Clotilde vivía de las compras. Respiraba comprando, su vida era ir de tiendas, oler la ropa nueva colgada en sus perchas, acariciar los tejidos suaves como la piel de un melocotón, o ásperos como la tela de las cortinas. Comprar era su afán primero, su sueño, su meta diaria, sus buenos días y sus buenas noches.
En los grandes almacenes su felicidad llegaba al éxtasis. Pasábase horas y horas probándose trajes y blusas y faldas y vestidos de fiesta con lentejuelas, y sujetadores y bragas, y zapatos y sombreros y bufandas y guantes y boinas y abrigos y chubasqueros y todo lo habido y por haber, y todo lo cosido y pegado y remendado. Y compraba y compraba, y se llevaba a su casa con la excusa de probarse cientos de prendas que al día siguiente devolvía enseñando religiosamente el tiket de rigor, para que no hubiera dudas.

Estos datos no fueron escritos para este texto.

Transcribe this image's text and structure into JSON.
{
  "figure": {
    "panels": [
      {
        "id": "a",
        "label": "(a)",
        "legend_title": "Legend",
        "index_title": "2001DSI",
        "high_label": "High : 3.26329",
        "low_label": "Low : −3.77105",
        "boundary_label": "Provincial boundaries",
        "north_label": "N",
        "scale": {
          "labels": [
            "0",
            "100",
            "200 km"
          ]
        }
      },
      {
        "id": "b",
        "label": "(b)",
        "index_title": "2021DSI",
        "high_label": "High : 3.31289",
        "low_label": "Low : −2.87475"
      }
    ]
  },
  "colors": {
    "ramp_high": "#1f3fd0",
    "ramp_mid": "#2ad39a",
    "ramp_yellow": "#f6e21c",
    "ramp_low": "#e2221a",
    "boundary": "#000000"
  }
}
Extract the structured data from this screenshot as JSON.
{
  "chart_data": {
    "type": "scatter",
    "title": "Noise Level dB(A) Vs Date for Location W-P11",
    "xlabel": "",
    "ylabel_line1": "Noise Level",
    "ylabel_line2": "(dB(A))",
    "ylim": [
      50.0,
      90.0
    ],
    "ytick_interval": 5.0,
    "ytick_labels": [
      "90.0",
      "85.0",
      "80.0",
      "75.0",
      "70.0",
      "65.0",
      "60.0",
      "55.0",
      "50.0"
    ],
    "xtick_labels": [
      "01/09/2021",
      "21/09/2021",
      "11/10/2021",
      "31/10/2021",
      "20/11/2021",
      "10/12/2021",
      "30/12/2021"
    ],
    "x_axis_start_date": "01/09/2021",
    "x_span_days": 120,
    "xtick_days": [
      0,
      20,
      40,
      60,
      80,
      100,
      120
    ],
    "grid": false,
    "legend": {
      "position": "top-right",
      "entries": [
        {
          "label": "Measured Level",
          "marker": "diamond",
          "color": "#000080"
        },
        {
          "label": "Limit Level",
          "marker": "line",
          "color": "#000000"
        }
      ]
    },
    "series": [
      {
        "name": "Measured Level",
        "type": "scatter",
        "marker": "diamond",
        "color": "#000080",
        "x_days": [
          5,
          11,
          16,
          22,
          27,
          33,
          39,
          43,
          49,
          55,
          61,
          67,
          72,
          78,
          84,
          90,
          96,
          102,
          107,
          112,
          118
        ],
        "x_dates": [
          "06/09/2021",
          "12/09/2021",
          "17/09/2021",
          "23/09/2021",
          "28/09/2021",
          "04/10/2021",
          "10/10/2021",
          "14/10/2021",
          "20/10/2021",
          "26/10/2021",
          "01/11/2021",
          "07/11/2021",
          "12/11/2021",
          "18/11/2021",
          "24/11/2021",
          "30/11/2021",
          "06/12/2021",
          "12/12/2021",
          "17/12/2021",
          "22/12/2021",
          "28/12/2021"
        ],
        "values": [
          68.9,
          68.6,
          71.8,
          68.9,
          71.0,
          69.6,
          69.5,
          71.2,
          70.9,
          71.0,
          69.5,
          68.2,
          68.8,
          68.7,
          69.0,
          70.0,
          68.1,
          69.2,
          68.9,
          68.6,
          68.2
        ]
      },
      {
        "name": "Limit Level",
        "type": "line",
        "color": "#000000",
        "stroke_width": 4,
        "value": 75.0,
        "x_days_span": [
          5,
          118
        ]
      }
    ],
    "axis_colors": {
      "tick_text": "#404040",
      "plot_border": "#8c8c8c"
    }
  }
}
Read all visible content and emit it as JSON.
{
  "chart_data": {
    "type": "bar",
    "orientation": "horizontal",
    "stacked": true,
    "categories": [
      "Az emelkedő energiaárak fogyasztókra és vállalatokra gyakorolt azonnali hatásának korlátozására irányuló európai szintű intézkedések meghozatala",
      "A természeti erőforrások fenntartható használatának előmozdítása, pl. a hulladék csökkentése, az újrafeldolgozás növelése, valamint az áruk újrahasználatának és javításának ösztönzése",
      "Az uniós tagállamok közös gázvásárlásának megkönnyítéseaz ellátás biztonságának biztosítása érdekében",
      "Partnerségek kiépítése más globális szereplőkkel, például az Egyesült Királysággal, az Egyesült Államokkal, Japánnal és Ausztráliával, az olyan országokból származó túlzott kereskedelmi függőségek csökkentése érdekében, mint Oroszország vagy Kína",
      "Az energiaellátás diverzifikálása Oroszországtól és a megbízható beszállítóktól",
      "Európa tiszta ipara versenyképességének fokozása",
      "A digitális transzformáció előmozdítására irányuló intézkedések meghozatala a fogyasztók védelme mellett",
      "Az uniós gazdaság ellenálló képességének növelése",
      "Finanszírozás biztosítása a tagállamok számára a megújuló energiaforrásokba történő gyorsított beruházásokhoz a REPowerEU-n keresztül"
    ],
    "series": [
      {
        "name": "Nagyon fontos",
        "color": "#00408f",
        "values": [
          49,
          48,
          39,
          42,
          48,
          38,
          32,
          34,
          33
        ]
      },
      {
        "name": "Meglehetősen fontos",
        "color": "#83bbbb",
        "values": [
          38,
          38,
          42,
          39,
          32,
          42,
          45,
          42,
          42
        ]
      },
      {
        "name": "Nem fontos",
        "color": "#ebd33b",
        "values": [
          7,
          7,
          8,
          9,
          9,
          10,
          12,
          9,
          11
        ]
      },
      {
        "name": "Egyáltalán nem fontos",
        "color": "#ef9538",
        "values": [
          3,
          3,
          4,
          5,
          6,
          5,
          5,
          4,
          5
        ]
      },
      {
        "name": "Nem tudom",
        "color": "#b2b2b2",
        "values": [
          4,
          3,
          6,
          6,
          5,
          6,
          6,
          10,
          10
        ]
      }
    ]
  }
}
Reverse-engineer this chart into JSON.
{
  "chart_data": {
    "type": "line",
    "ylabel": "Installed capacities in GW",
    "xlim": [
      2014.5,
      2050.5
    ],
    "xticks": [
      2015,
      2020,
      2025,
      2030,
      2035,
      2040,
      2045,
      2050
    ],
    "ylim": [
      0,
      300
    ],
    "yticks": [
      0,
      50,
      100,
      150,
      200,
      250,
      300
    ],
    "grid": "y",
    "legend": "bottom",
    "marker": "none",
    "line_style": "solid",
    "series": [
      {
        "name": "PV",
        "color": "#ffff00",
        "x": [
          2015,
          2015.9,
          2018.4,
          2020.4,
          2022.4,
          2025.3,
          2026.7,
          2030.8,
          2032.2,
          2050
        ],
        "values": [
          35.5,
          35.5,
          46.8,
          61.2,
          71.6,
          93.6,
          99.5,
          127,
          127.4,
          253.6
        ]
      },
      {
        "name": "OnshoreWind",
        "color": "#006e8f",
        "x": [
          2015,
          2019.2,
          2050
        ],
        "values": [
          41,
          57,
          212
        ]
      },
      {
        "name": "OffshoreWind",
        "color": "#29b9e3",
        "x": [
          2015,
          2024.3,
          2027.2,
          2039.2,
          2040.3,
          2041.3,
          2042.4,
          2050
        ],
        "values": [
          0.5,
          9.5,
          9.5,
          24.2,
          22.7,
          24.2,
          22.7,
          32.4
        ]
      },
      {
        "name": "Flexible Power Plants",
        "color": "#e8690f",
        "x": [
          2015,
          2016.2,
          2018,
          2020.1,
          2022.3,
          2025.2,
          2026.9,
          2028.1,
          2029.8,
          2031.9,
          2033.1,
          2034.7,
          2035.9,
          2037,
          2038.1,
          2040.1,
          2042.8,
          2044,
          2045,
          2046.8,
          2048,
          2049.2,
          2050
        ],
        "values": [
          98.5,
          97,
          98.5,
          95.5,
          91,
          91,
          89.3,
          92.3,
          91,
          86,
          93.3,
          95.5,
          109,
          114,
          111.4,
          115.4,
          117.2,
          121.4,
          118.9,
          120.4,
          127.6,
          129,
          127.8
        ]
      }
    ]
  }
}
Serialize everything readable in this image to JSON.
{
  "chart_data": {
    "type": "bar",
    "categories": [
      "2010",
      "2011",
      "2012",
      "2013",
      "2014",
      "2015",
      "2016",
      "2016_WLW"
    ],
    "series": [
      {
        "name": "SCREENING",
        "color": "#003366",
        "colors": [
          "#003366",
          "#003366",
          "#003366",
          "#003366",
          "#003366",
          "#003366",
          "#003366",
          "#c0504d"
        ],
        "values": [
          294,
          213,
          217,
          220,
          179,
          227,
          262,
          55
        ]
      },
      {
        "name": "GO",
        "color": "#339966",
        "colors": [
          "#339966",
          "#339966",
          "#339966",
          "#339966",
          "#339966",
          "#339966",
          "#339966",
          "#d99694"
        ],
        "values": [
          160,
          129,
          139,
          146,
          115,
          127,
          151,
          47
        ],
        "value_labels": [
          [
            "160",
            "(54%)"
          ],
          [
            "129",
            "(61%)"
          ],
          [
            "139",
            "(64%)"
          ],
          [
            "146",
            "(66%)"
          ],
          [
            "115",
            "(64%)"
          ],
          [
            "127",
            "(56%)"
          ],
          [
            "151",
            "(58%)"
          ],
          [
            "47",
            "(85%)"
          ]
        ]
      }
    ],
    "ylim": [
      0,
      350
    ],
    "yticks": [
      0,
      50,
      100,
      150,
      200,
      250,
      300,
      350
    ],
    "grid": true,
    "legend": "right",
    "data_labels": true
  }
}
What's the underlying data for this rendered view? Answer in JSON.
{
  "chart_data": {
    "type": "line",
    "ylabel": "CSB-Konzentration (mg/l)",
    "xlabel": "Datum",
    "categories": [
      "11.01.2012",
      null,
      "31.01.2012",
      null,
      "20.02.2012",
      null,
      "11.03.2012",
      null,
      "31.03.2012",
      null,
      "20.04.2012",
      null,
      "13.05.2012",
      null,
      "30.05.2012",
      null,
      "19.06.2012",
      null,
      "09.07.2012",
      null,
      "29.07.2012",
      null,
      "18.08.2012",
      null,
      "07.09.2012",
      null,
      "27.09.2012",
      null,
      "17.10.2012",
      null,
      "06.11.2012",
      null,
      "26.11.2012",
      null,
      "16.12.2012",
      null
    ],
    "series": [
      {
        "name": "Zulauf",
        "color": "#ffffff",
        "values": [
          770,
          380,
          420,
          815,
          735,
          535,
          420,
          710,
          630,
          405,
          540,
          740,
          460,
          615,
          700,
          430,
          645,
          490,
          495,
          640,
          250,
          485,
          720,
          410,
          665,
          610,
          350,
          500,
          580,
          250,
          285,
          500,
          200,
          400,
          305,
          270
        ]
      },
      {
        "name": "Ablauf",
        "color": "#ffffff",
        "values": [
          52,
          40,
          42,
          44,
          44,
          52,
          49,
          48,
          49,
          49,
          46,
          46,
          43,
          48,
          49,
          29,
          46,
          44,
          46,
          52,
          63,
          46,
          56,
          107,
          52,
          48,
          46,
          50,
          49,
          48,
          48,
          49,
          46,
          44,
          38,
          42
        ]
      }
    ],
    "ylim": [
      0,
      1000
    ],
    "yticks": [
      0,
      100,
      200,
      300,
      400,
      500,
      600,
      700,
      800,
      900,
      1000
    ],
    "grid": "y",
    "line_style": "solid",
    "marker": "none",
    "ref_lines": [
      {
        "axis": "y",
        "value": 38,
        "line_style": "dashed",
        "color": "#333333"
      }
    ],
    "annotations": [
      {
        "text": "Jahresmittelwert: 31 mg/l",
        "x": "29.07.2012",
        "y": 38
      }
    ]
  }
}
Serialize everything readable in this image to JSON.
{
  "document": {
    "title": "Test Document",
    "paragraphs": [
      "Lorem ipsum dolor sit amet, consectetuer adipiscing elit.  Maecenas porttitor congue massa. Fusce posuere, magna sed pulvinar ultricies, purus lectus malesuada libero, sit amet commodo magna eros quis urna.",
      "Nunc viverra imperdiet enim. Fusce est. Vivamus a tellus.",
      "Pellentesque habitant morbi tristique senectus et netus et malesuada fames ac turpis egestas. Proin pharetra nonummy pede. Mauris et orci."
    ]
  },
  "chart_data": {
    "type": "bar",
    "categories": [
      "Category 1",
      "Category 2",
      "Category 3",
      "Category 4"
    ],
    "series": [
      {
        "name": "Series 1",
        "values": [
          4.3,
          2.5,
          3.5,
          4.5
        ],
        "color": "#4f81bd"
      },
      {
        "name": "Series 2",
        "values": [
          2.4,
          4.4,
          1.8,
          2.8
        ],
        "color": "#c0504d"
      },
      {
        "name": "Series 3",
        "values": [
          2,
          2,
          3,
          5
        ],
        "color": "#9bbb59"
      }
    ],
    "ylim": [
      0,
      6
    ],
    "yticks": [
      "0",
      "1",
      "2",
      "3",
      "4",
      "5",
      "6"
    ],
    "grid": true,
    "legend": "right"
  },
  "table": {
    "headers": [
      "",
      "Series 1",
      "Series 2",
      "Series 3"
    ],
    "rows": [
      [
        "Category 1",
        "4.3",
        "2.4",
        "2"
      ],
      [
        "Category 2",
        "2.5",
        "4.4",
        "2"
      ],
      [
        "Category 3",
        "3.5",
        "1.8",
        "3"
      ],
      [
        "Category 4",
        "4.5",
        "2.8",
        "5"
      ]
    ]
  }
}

Lo malo era que nada le quedaba bien. No era una excusa para devolver la ropa, era verdad. Aparte, claro, de que no podría permitirse pagar toda esa mercancía... No era una excusa. Era que no estaba hecha ella con las hechuras apropiadas para encasquetarse toda esa maravilla, en su cuerpo pequeño y desproporcionado. En realidad ni pequeño ni desproporcionado, si no sencillamente normal, uno de tantos, del montón.
Cuando se enteró el último domingo que así, sin venir a cuento, abrían el corte inglés de preciados, no lo dudó, se puso loca de contenta por encontrar un día extra de tiendas, así de repente, como un regalo. Y madrugó. Y allá que se fue ella de mañana a recorrer ese santuario, y allí se quedó, siete horas de reloj completas. Y sólo se permitió salir media hora de nada para comer un poco, porque se dio cuenta que el hambre hacía crujir sus tripas, y porque un mareo muy raro la tenía como en las nubes, y ya le dolía la cabeza. Y después del refrigerio se sintió un poco mejor y volvió a subir aquellas escaleras mecánicas tan bonitas, y siguió probándose chaquetas y faldas y pantalones, sin tregua y sin descanso, hasta que todo se volvió negro, negro, negrísimo, y ya no sintió nada, ni siquiera frío...
Y allí, a las 10 de la noche se la encontró, tiesa como un palo, la última empleada que recogía perchas por los probadores.